A report released today shows Oklahoma collected more than $132 million from tribal gaming facilities this past fiscal year, a new record.
The Oklahoma Office of Management and Enterprise Services noted that tribal gaming revenue totaled about $2.2 billion over the period:
A variety of factors has caused collections to increase by nearly $9.4 million since FY 2014, including FY 2015 being the first full year during which new staff at the Office of Management and Enterprise Services Gaming Compliance Unit was in place and operating under improved policies and procedures.
The state collects “exclusivity fees,” which amount to 4 percent of a tribe’s initial $10 million in revenue, 5 percent of the second $10 million and 6 percent on anything above $20 million.
‘If the sun rises in the east …’
The OMES report notes that the $132 million in exclusivity fees went three places in FY16: $116 million to the Education Reform Revolving Fund (aka the 1017 Fund); $16 million to the General Revenue Fund; and $250,000 to the Oklahoma Department of Mental Health and Substance Abuse Services.

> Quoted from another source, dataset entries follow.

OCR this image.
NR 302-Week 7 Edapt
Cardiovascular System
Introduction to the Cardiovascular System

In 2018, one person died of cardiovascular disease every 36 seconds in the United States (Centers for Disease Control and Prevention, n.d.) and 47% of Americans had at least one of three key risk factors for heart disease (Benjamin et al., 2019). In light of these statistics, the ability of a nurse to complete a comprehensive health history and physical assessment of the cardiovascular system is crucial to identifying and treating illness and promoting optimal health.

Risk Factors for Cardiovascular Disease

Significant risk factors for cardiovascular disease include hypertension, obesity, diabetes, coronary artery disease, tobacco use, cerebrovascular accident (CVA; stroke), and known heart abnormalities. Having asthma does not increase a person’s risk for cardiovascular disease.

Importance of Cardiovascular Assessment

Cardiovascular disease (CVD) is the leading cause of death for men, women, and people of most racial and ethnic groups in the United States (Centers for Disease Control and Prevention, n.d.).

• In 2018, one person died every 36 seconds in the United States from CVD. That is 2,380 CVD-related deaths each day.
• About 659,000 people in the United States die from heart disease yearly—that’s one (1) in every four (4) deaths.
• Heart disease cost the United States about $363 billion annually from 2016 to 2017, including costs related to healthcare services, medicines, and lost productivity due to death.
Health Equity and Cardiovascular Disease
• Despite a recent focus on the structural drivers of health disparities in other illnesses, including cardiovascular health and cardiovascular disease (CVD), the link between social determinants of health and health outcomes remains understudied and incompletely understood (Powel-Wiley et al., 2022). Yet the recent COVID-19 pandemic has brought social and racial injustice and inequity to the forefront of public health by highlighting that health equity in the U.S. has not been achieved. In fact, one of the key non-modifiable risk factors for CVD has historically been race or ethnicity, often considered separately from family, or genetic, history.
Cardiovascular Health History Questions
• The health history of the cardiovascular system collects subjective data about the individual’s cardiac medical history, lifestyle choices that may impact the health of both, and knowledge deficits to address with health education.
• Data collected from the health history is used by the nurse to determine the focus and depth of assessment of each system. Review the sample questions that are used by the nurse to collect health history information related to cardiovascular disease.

In November 2015, NonDoc reported on Oklahoma’s growing gaming industry, which federal regulators noted spans the strongest two regions in the country.
Additionally, experts noted that the state of Oklahoma may seek to increase its exclusivity fee percentages when the Oklahoma Model Tribal Gaming Compact comes up for renewal in 2020.
“If the sun rises in the east (in 2020), there will be action taken (on the compact),” said Rep. Jerry McPeak (D-Warner) at the time. “Since they have screwed up their own finances and since the tribes have been so successful — and it appears the tribes have been much better caretakers of their success — I’m sure they would like to capture more of that success for their own use.”
McPeak was referencing a then-impending 2016 budget deficit and revenue failure, and once again it looks like the Oklahoma Legislature will be trying to fill a major financial gap in 2017.
OMES issued a release Tuesday noting state revenues are again missing their estimates:
With personal income tax and other revenue making a correction and sales tax continuing to decline, total General Revenue Fund (GRF) receipts were 12.4 percent below the September estimate.
GRF collections in September totaled $452.6 million, which is $64.2 million, or 12.4 percent, below the official estimate upon which the Fiscal Year 2017 appropriated state budget was based and $91.5 million, or 16.8 percent, below prior year collections. Total GRF collections through the first three months of FY 2017 are $1.2 billion, which is $16.8 million, or 1.4 percent, above the estimate and $130.2 million, or 9.5 percent, below prior year collections.